If there was a calendar that had a photograph for each month of my life in 2009, these are the pictures you would see. None of these images exist, so I will have to describe them to you. Consider it a slideshow without the slides.
JANUARY: Here’s me presenting questions during Brainamania. I’m wearing the tie to make me look like I know all the answers.
FEBRUARY: Here’s me making the students run through the chariot-race scene in Long Live Tendonitis for the twenty-seventh time. They think I’m making them do it again so that it will get better. Actually, I’m making them do it again, because it makes me laugh.
MARCH: Here’s me watching a bunch of people watching Long Live Tendonitis. You can’t really tell in the dark, but I’m smiling.
APRIL: Here’s me in Oklahoma speaking at a seminar for Bible class teachers. Although I might look intense, that’s actually terror on my face.

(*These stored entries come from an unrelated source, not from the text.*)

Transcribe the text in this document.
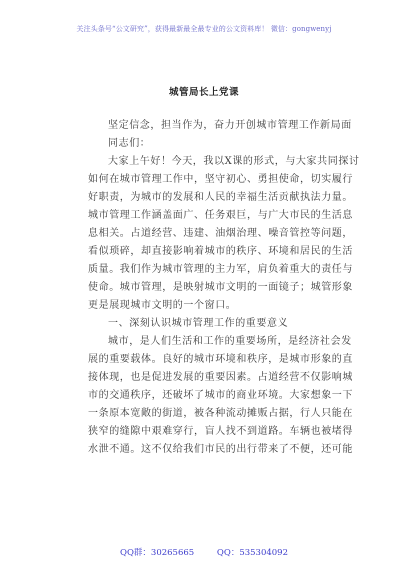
关注头条号“公文研究”，获得最新最全最专业的公文资料库！ 微信：gongwenyj
城管局长上党课
坚定信念，担当作为，奋力开创城市管理工作新局面
同志们：
大家上午好！今天，我以X课的形式，与大家共同探讨
如何在城市管理工作中，坚守初心、勇担使命，切实履行
好职责，为城市的发展和人民的幸福生活贡献执法力量。
城市管理工作涵盖面广、任务艰巨，与广大市民的生活息
息相关。占道经营、违建、油烟治理、噪音管控等问题，
看似琐碎，却直接影响着城市的秩序、环境和居民的生活
质量。我们作为城市管理的主力军，肩负着重大的责任与
使命。城市管理，是映射城市文明的一面镜子；城管形象
更是展现城市文明的一个窗口。
一、深刻认识城市管理工作的重要意义
城市，是人们生活和工作的重要场所，是经济社会发
展的重要载体。良好的城市环境和秩序，是城市形象的直
接体现，也是促进发展的重要因素。占道经营不仅影响城
市的交通秩序，还破坏了城市的商业环境。大家想象一下
一条原本宽敞的街道，被各种流动摊贩占据，行人只能在
狭窄的缝隙中艰难穿行，盲人找不到道路。车辆也被堵得
水泄不通。这不仅给我们市民的出行带来了不便，还可能
QQ群：30265665	QQ：535304092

MAY: Here’s me putting in a wood floor at the house. Notice the way the thin layer of sawdust makes all the furniture look rustic.
JUNE: Here’s me with my dad and sister making a run for a school building in Agate, Colorado. Just behind us, in the near-distance, you can see the tornado.
JULY: Here’s me at Kamp, pushing adolescents into a giant mud pit. Don’t overlook that everyone is smiling.
AUGUST: Here’s me at the campground in Montana getting stung in the head by a bee while climbing a steep mountain. Strangely enough, this was exactly what was written in the fortune cookie.
SEPTEMBER: Here’s me looking down. On my desk there’s a cooking timer that looks like an apple. That tells me when I can look up. This was a game I played for quite awhile called, “Save the Retina.”
OCTOBER: Here’s me watching the senior play from above the stage, waiting to drop the periscopes. I’m wearing black so that I can sneak down the ladder and hit a giant metal pole for the climactic scene. I’ve got my fingers crossed that next year I will be doing something unusual.